To prove that I’m not all about consumerism and pop culture (just mostly), this weeks post will focus on 9 things my parents encouraged me to do while I was growing up and I will pass on to my kid.
My parents are the first to admit that they had many failings, but I love my life with them. I wouldn’t trade them for the world.
These encouragements are in no real order:
1. Play Sports – I have met a lot of people who swear they will never encourage their children to play sports. I just can’t understand it. I’m a huge geek, yet I played T-ball, little league, jr pro basketball and school b-ball my whole life. My parents were involved at different times, but they were always encouraging. Playing sports growing up both helped me overcome my shyness and taught me many life lessons. Not to mention, it gave me some great stories.
2. Being a Family is Hard Work – My parents instilled in me at a young age, about the same time that I started school, that I should work along with the rest of the family to ensure the household runs. I remember using my sled to haul firewood across the snow-covered fields and doing chores, not for money, but because I had a role to play in the family. My parents and sisters worked just as hard. They never used me to do something they wouldn’t do themselves. (This sounds like one of those – I walked 8 mile stories, but it was never a bad thing, even if I sometimes hated chores like every other kid.)
3. Read – My mother turned me onto reading at a young age. She encouraged me to read sci-fi, fantasy, and horror. She also allowed me to read adult fiction, read the same books I did, and discussed them with me at length. We still trade books all the time. Though I give her more than I get now.
4. Help others, but keep Family First – When I was in my teens my father became very upset with me for doing too much to help others. At first, I didn’t really understand, but his argument hinged on the fact that my work in the family was falling short because I was too busy outside the home. I remember him saying to me, “You would walk across town to help your preacher clean his garage, but when I need you, you can never make the time.” He was right.
5. Get a Job – Like many kids, I worked from age 11 on. First, as a paperboy. Then, in every job you can imagine. I bought own car, Nintendo, and almost everything I needed.
I also gave a most of my earnings to the family. A lot of people I’ve talked to about this think this is horrible. And, the biggest reason I did this was that we were very poor.
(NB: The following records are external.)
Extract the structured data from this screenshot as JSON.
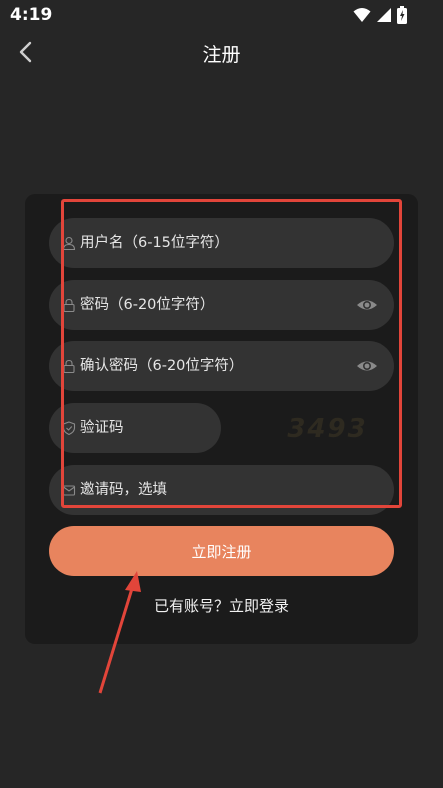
{
  "status_bar": {
    "time": "4:19"
  },
  "header": {
    "title": "注册"
  },
  "form": {
    "username_placeholder": "用户名（6-15位字符）",
    "password_placeholder": "密码（6-20位字符）",
    "confirm_placeholder": "确认密码（6-20位字符）",
    "captcha_placeholder": "验证码",
    "captcha_code": "3493",
    "invite_placeholder": "邀请码，选填"
  },
  "register_button": "立即注册",
  "login_link": "已有账号？立即登录",
  "colors": {
    "background": "#262626",
    "card": "#1b1b1b",
    "input": "#333333",
    "accent": "#e8845e",
    "annotation": "#e2453a"
  }
}
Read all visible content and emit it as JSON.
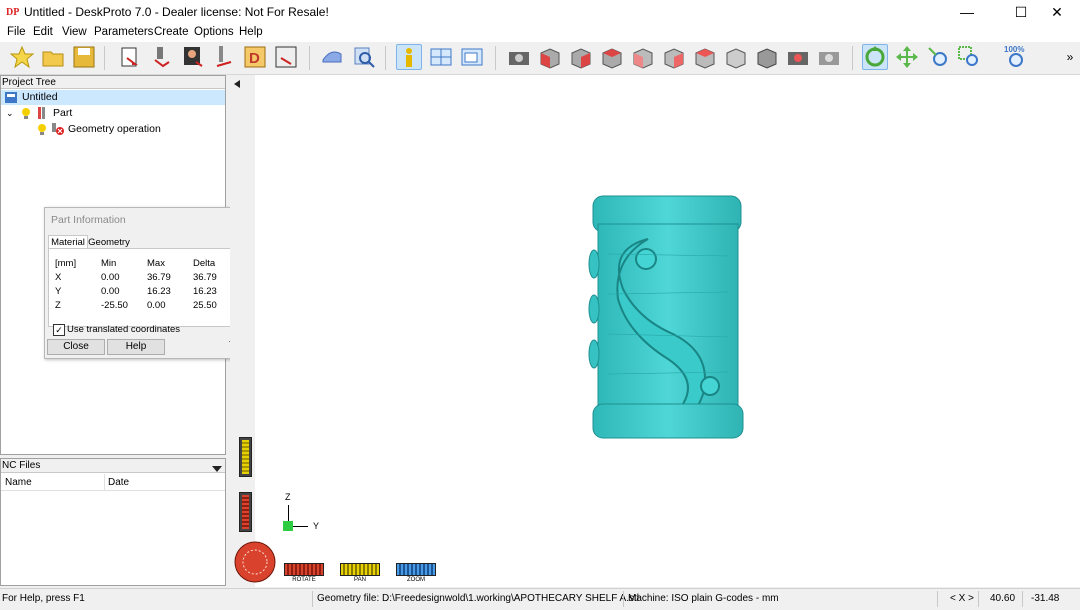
{
  "window": {
    "title": "Untitled - DeskProto 7.0 - Dealer license: Not For Resale!",
    "app_icon_text": "DP",
    "controls": {
      "minimize": "—",
      "maximize": "☐",
      "close": "✕"
    }
  },
  "menu": [
    "File",
    "Edit",
    "View",
    "Parameters",
    "Create",
    "Options",
    "Help"
  ],
  "toolbar": {
    "zoom_label": "100%",
    "overflow": "»",
    "colors": {
      "accent_blue": "#cce4f7",
      "model": "#3ec9c9"
    }
  },
  "project_tree": {
    "header": "Project Tree",
    "root": "Untitled",
    "part": "Part",
    "operation": "Geometry operation"
  },
  "part_info": {
    "title": "Part Information",
    "tabs": [
      "Material",
      "Geometry"
    ],
    "headers": [
      "[mm]",
      "Min",
      "Max",
      "Delta"
    ],
    "rows": [
      {
        "axis": "X",
        "min": "0.00",
        "max": "36.79",
        "delta": "36.79"
      },
      {
        "axis": "Y",
        "min": "0.00",
        "max": "16.23",
        "delta": "16.23"
      },
      {
        "axis": "Z",
        "min": "-25.50",
        "max": "0.00",
        "delta": "25.50"
      }
    ],
    "checkbox_label": "Use translated coordinates",
    "close_button": "Close",
    "help_button": "Help"
  },
  "nc_files": {
    "header": "NC Files",
    "col_name": "Name",
    "col_date": "Date"
  },
  "viewport": {
    "axis_z": "Z",
    "axis_y": "Y",
    "rotate_label": "ROTATE",
    "pan_label": "PAN",
    "zoom_label": "ZOOM"
  },
  "status": {
    "help": "For Help, press F1",
    "geometry_file": "Geometry file: D:\\Freedesignwold\\1.working\\APOTHECARY SHELF A.stl",
    "machine": "Machine: ISO plain G-codes - mm",
    "axis_toggle": "< X >",
    "coord_1": "40.60",
    "coord_2": "-31.48"
  }
}
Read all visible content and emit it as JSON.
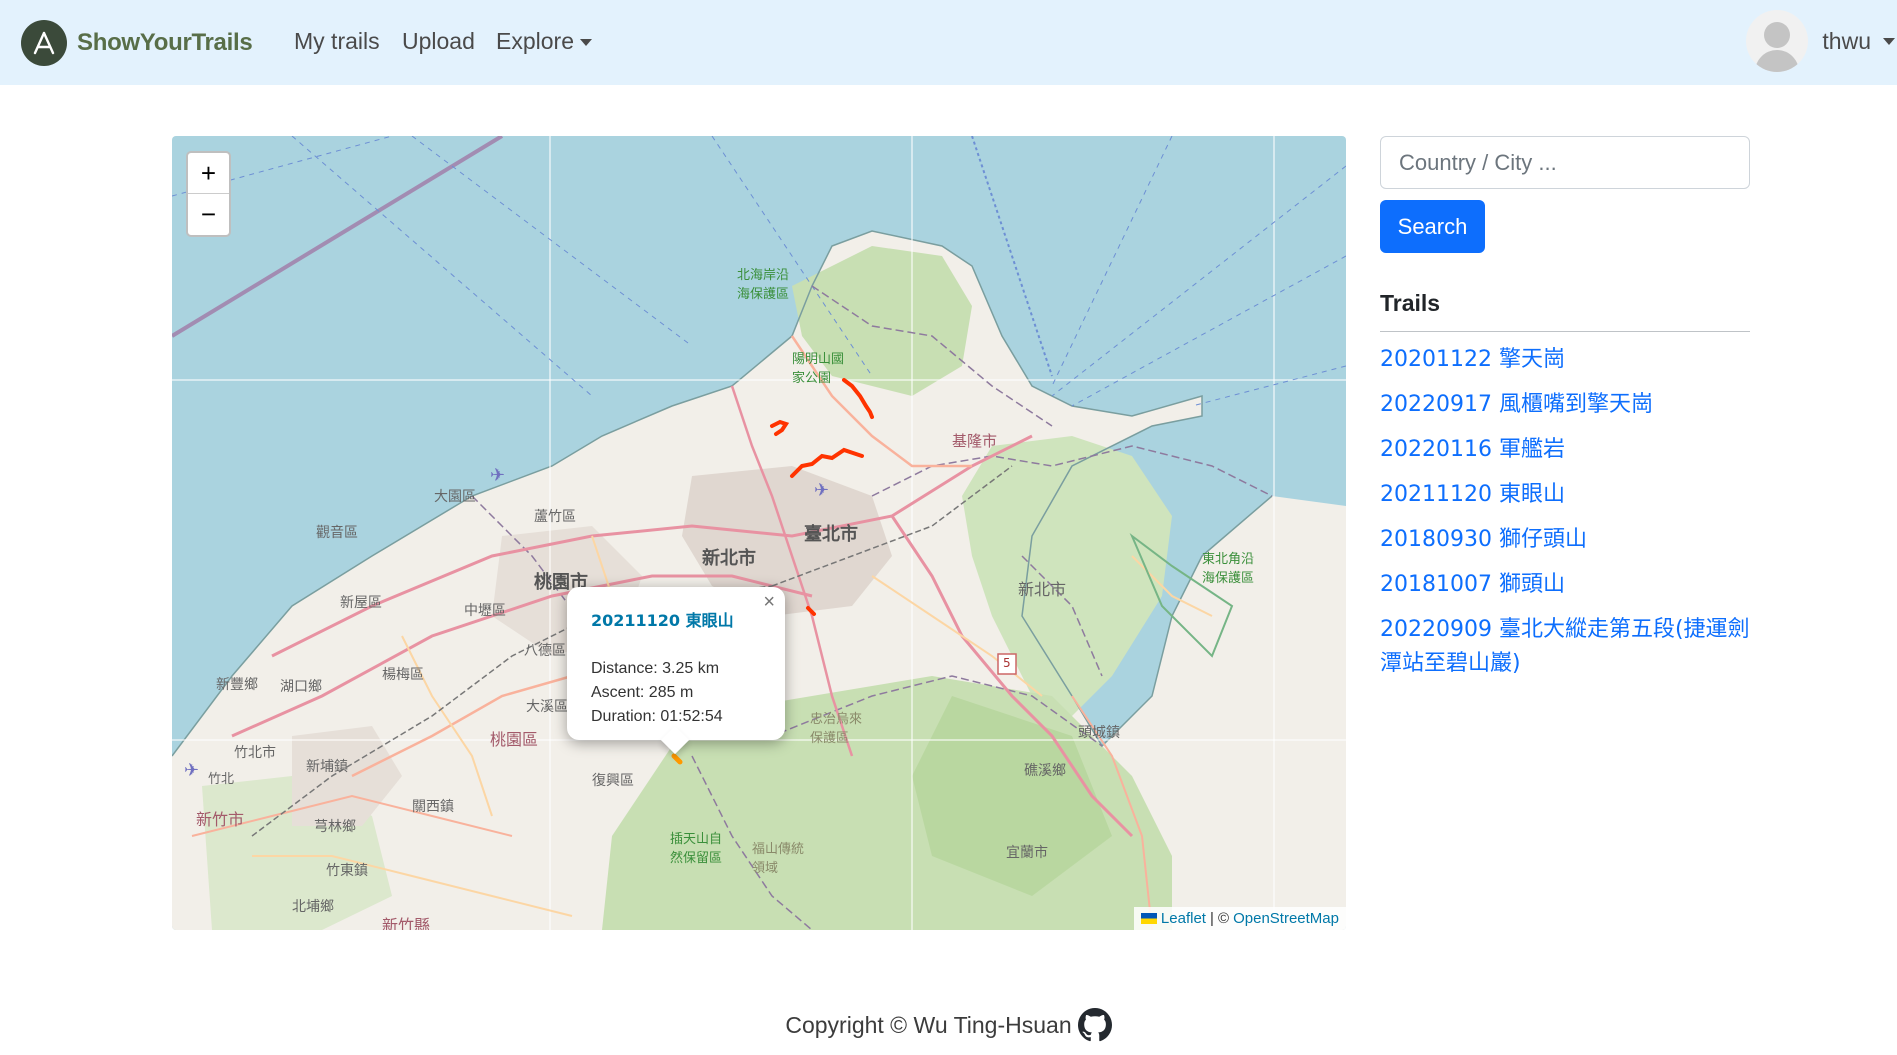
{
  "navbar": {
    "brand": "ShowYourTrails",
    "links": [
      "My trails",
      "Upload"
    ],
    "explore_label": "Explore",
    "user_name": "thwu"
  },
  "map": {
    "zoom_in": "+",
    "zoom_out": "−",
    "popup": {
      "title": "20211120 東眼山",
      "distance": "Distance: 3.25 km",
      "ascent": "Ascent: 285 m",
      "duration": "Duration: 01:52:54",
      "close": "×"
    },
    "attribution": {
      "leaflet": "Leaflet",
      "separator": "| ©",
      "osm": "OpenStreetMap"
    },
    "labels": {
      "taipei": "臺北市",
      "new_taipei": "新北市",
      "new_taipei_east": "新北市",
      "taoyuan": "桃園市",
      "keelung": "基隆市",
      "yangming": "陽明山國家公園",
      "north_coast": "北海岸沿海保護區",
      "ne_coast": "東北角沿海保護區",
      "dayuan": "大園區",
      "luzhu": "蘆竹區",
      "guanyin": "觀音區",
      "zhongli": "中壢區",
      "xinwu": "新屋區",
      "bade": "八德區",
      "yangmei": "楊梅區",
      "hukou": "湖口鄉",
      "xinfeng": "新豐鄉",
      "daxi": "大溪區",
      "taoyuan_dist": "桃園區",
      "zhubei": "竹北市",
      "xinpu": "新埔鎮",
      "guanxi": "關西鎮",
      "hsinchu": "新竹市",
      "qionglin": "芎林鄉",
      "zhudong": "竹東鎮",
      "beipu": "北埔鄉",
      "hsinchu_county": "新竹縣",
      "fuxing": "復興區",
      "toucheng": "頭城鎮",
      "jiaoxi": "礁溪鄉",
      "yilan": "宜蘭市",
      "wulai": "忠治烏來保護區",
      "sheng_an": "插天山自然保留區",
      "fushan": "福山傳統領域",
      "highway": "5",
      "airport_north": "竹北"
    },
    "icons": [
      "airport-icon"
    ]
  },
  "sidebar": {
    "search_placeholder": "Country / City ...",
    "search_button": "Search",
    "trails_heading": "Trails",
    "trails": [
      "20201122 擎天崗",
      "20220917 風櫃嘴到擎天崗",
      "20220116 軍艦岩",
      "20211120 東眼山",
      "20180930 獅仔頭山",
      "20181007 獅頭山",
      "20220909 臺北大縱走第五段(捷運劍潭站至碧山巖)"
    ]
  },
  "footer": {
    "copyright": "Copyright © Wu Ting-Hsuan"
  },
  "colors": {
    "navbar_bg": "#e3f2fd",
    "link_blue": "#0d6efd",
    "trail_red": "#ff3300",
    "sea": "#aad3df",
    "land": "#f2efe9",
    "forest": "#c8dfb3"
  }
}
I haven’t quite figured out how I will approach the subject of work with my children. I want them to have the benefits of a middle-class upbringing, but a working-class sensibility. It might be tough.
6. Listen, Crank it, and Sing – People would say that this one is a bit of a copout since my family is crazy musical, but my parents believed that no matter how talented you are, having a song in your heart and voice. My dad cranks up every song that turns him on and belts out the words. I can remember the house coming to a halt as the music rose from out of no where. My parents never played in bands (by the time I knew them) or sang in front of a crowd, but they have a unique passion for music and what it can do to the heart and mind.
7. Take Risks – When the offer came for my band to head out on the road, make a record, and play as a professional musician, I was very worried about the bills I had been able to handle with my Wal-Mart pay. I remember sitting on the back deck with my dad, after he had met our manager and heard about the business end of what had always been dream. He said, “Go, fucking enjoy every second of it (my dad swears a lot). It probably wont make you rich in money, but fuck it. It’s the experience that will always be there.” I turned to hug him and as we embraced he continued, “and know… always know. We are a phone call away. If it all goes to shit and you are ready to come home. You call and we will be there.” And they were.
8. You always Live in the Real World – We always hear the cliché of parents telling their children that someday they will have to face the real world. I hear it all the time from people discussing the difference between working a job and going to school. My parents never once gave me this BS line. They continually assured me that the real world was there, no matter how secure you believe your life is. Our daily life proved it. Some days we had the money, others we didn’t. Family was the only thing you could count on and you can’t take anything for granted.
9. Know that Parents are Human – One of the biggest things my parents taught me was that there is no guide book to parenting. Parents don’t become infallible and all knowing just because they know how to have sex. Actually, with my parents it was quite the opposite. My dad always said “watch how I live my life and do the opposite.” For all of his good qualities, he had a tendency to be a complete bastard a lot of the time. I try to see what make me love my parents and emulate that, while working hard to never make the same mistakes they have.
Well, there are my nine in no certain order. I know that some of them are common and others are far fetched, but I really have no idea what I’m doing. The fact that I’m thinking about it, and know I need to work at it, will hopefully help me be the best parent I possibly can be.
Of course, having an amazing better half helps and that is one way I am like my father. Both of us have wives that are amazing women.